Keyl, bagaimana kalau aku tidak lolos?.”
“kau belum mencobanya, aku yakin kau lolos.” Ujar Keyla meyakinkanku.
“Selanjutnya, Chafrilda Utmi!” teriak seorang juri. “Doakan aku Keyl!.” “Pasti!.” jawab Keyla mantab. Aku masuk ke dalam ruangan tes, hanya ada aku dan 3 juri disitu. Setelah dipersilahkan aku memainkan biolaku, jari-jariku menari indah di setiap dentingan senar biolaku. 3 menit selesai, dan sekarang tinggal mendengar keputusan dari para juri...
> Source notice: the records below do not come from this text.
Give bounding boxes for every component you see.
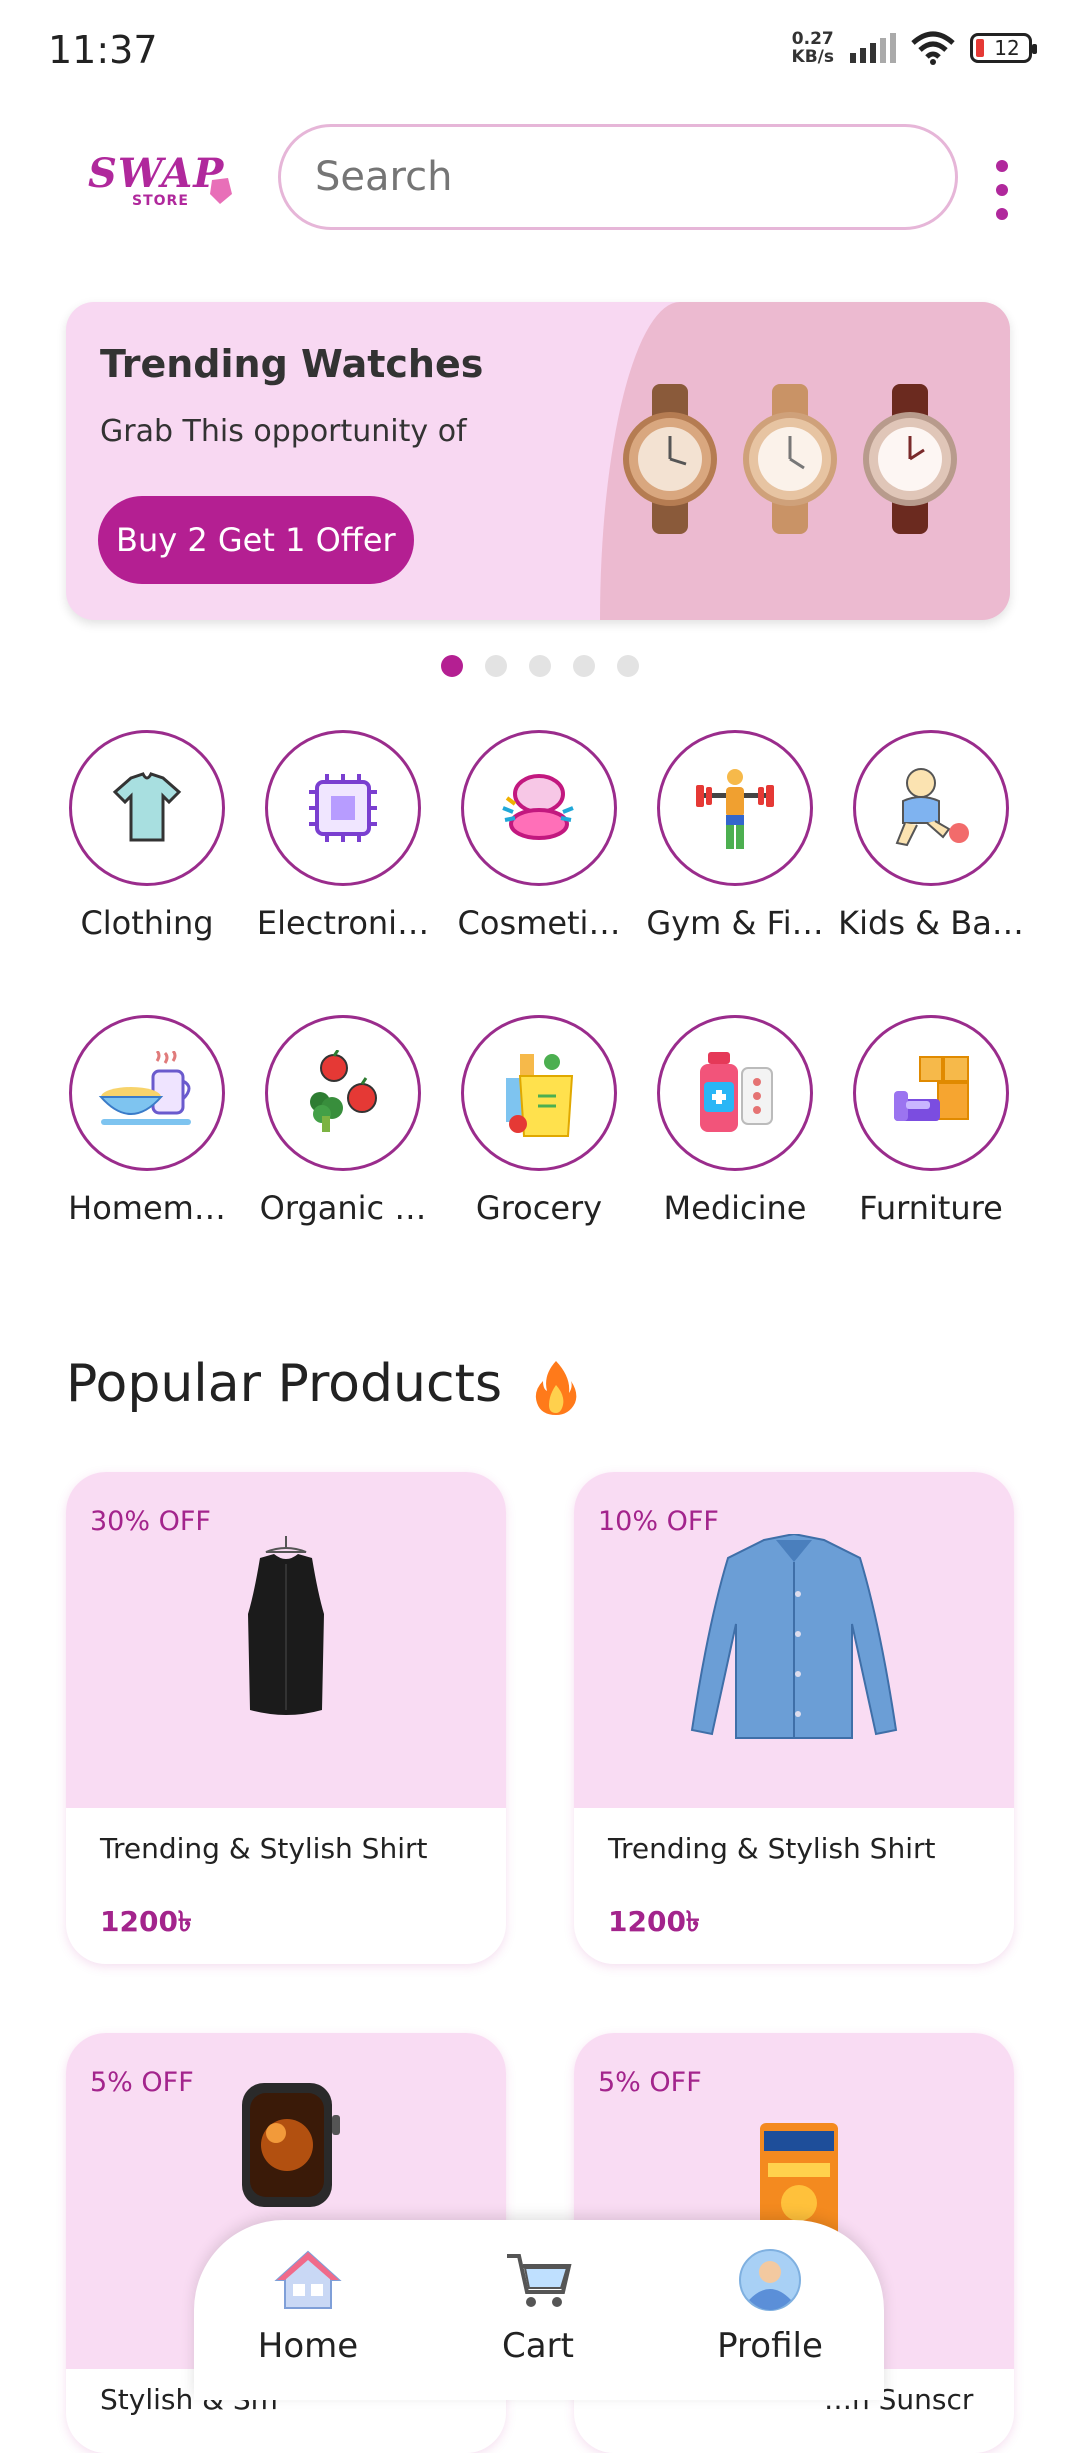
battery-icon: 12 xyxy=(970,33,1037,63)
category-label: Kids & Ba… xyxy=(838,904,1024,942)
nav-label: Profile xyxy=(717,2326,823,2366)
cart-icon xyxy=(507,2254,572,2307)
discount-badge: 30% OFF xyxy=(90,1506,211,1537)
popular-products-title: Popular Products xyxy=(66,1354,579,1415)
nav-home[interactable]: Home xyxy=(228,2248,388,2366)
grocery-bag-icon xyxy=(506,1054,574,1137)
nav-cart[interactable]: Cart xyxy=(458,2248,618,2366)
category-grocery[interactable]: Grocery xyxy=(441,1015,637,1227)
child-icon xyxy=(895,768,969,847)
store-logo[interactable]: SWAP STORE xyxy=(88,150,238,230)
top-bar: SWAP STORE xyxy=(0,110,1080,250)
banner-subtitle: Grab This opportunity of xyxy=(100,414,467,449)
wifi-icon xyxy=(911,31,955,65)
category-furniture[interactable]: Furniture xyxy=(833,1015,1029,1227)
watch-image-3 xyxy=(863,384,957,534)
profile-icon xyxy=(739,2249,801,2311)
blue-shirt-image xyxy=(690,1534,898,1739)
carousel-dot[interactable] xyxy=(573,655,595,677)
breakfast-icon xyxy=(98,1051,191,1125)
status-time: 11:37 xyxy=(48,28,158,72)
vegetables-icon xyxy=(310,1050,377,1132)
medicine-icon xyxy=(700,1052,773,1132)
search-input[interactable] xyxy=(313,153,917,201)
banner-image-panel xyxy=(600,302,1010,620)
carousel-dot[interactable] xyxy=(529,655,551,677)
category-label: Grocery xyxy=(475,1189,603,1227)
home-icon xyxy=(274,2250,342,2309)
product-price: 1200৳ xyxy=(100,1905,192,1938)
more-options-icon[interactable] xyxy=(990,160,1014,220)
status-icons: 0.27 KB/s 12 xyxy=(792,30,1037,66)
network-speed: 0.27 KB/s xyxy=(792,30,834,66)
category-label: Medicine xyxy=(663,1189,807,1227)
discount-badge: 10% OFF xyxy=(598,1506,719,1537)
signal-icon xyxy=(850,33,896,63)
category-label: Gym & Fi… xyxy=(646,904,824,942)
chip-icon xyxy=(309,774,377,842)
nav-profile[interactable]: Profile xyxy=(690,2248,850,2366)
promo-banner[interactable]: Trending Watches Grab This opportunity o… xyxy=(66,302,1010,620)
banner-title: Trending Watches xyxy=(100,342,484,386)
compact-icon xyxy=(502,774,574,840)
product-image-area: 30% OFF xyxy=(66,1472,506,1808)
category-label: Cosmeti… xyxy=(457,904,621,942)
discount-badge: 5% OFF xyxy=(598,2067,702,2098)
product-title: Trending & Stylish Shirt xyxy=(608,1832,936,1865)
discount-badge: 5% OFF xyxy=(90,2067,194,2098)
category-label: Electroni… xyxy=(256,904,430,942)
furniture-icon xyxy=(894,1056,969,1121)
category-medicine[interactable]: Medicine xyxy=(637,1015,833,1227)
network-speed-value: 0.27 xyxy=(791,29,834,49)
category-label: Organic … xyxy=(259,1189,427,1227)
category-label: Clothing xyxy=(80,904,214,942)
banner-offer-button[interactable]: Buy 2 Get 1 Offer xyxy=(98,496,414,584)
category-organic[interactable]: Organic … xyxy=(245,1015,441,1227)
nav-label: Home xyxy=(257,2326,359,2366)
category-electronics[interactable]: Electroni… xyxy=(245,730,441,942)
bottom-navigation: Home Cart Profile xyxy=(194,2220,884,2400)
smartwatch-image xyxy=(242,2083,340,2207)
category-cosmetics[interactable]: Cosmeti… xyxy=(441,730,637,942)
carousel-dot[interactable] xyxy=(441,655,463,677)
watch-image-1 xyxy=(623,384,717,534)
product-title: Trending & Stylish Shirt xyxy=(100,1832,428,1865)
category-homemade[interactable]: Homem… xyxy=(49,1015,245,1227)
product-card[interactable]: 30% OFF Trending & Stylish Shirt 1200৳ xyxy=(66,1472,506,1964)
product-image-area: 10% OFF xyxy=(574,1472,1014,1808)
search-bar[interactable] xyxy=(278,124,958,230)
product-price: 1200৳ xyxy=(608,1905,700,1938)
fire-icon xyxy=(535,1361,576,1415)
watch-image-2 xyxy=(743,384,837,534)
section-title-text: Popular Products xyxy=(66,1354,503,1414)
category-kids-baby[interactable]: Kids & Ba… xyxy=(833,730,1029,942)
battery-level: 12 xyxy=(994,36,1020,60)
carousel-dot[interactable] xyxy=(485,655,507,677)
carousel-dot[interactable] xyxy=(617,655,639,677)
black-vest-image xyxy=(248,1536,324,1715)
carousel-indicator xyxy=(0,655,1080,677)
category-label: Furniture xyxy=(859,1189,1003,1227)
tshirt-icon xyxy=(112,772,182,842)
product-card[interactable]: 10% OFF Trending & Stylish Shirt 1200৳ xyxy=(574,1472,1014,1964)
status-bar: 11:37 0.27 KB/s 12 xyxy=(0,0,1080,100)
category-label: Homem… xyxy=(68,1189,226,1227)
network-speed-unit: KB/s xyxy=(791,47,834,67)
category-clothing[interactable]: Clothing xyxy=(49,730,245,942)
weightlifter-icon xyxy=(696,769,774,849)
category-gym-fitness[interactable]: Gym & Fi… xyxy=(637,730,833,942)
tag-icon xyxy=(210,178,232,204)
nav-label: Cart xyxy=(502,2326,574,2366)
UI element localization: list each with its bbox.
“Hai sobat, mengapa mukamu sedih? Apakah kau tidak lolos?.” tanya Keyla, aku tak menjawab. “Sudahlah, masih ada lain waktu.” lanjut Keyla sambil menenangkanku. “tidak Keyla.. Aku..aku.. LOLOS!” “apa? Benarkah? Lalu mengapa tadi wajahmu terlihat sedih?” “Aku hanya ingin mengerjaimu.” Kataku sambil tersenyum geli.  “Dasar kau Ilda, awas kau aku gelitik sampai menangis.” “Tidak Keyla! Ampun!!” canda kami sambil meninggalkan Cempaka Music School.
Senin, 15 Juli  2000
Hari ini, hari pertama aku masuk ke sekolah baruku, Cempaka Music School. Aku tidak bisa membayangkan suasana disana nanti, tanpa Keyla. Ya, sekarang Keyla akan melanjutkan SMP nya ke Surabaya. Meninggalkanku sendiri di tepian kota Jakarta ini, terkadang aku rindu dengannya. Bagaimanapun, dia yang membuat aku semangat melanjutkan impianku ini.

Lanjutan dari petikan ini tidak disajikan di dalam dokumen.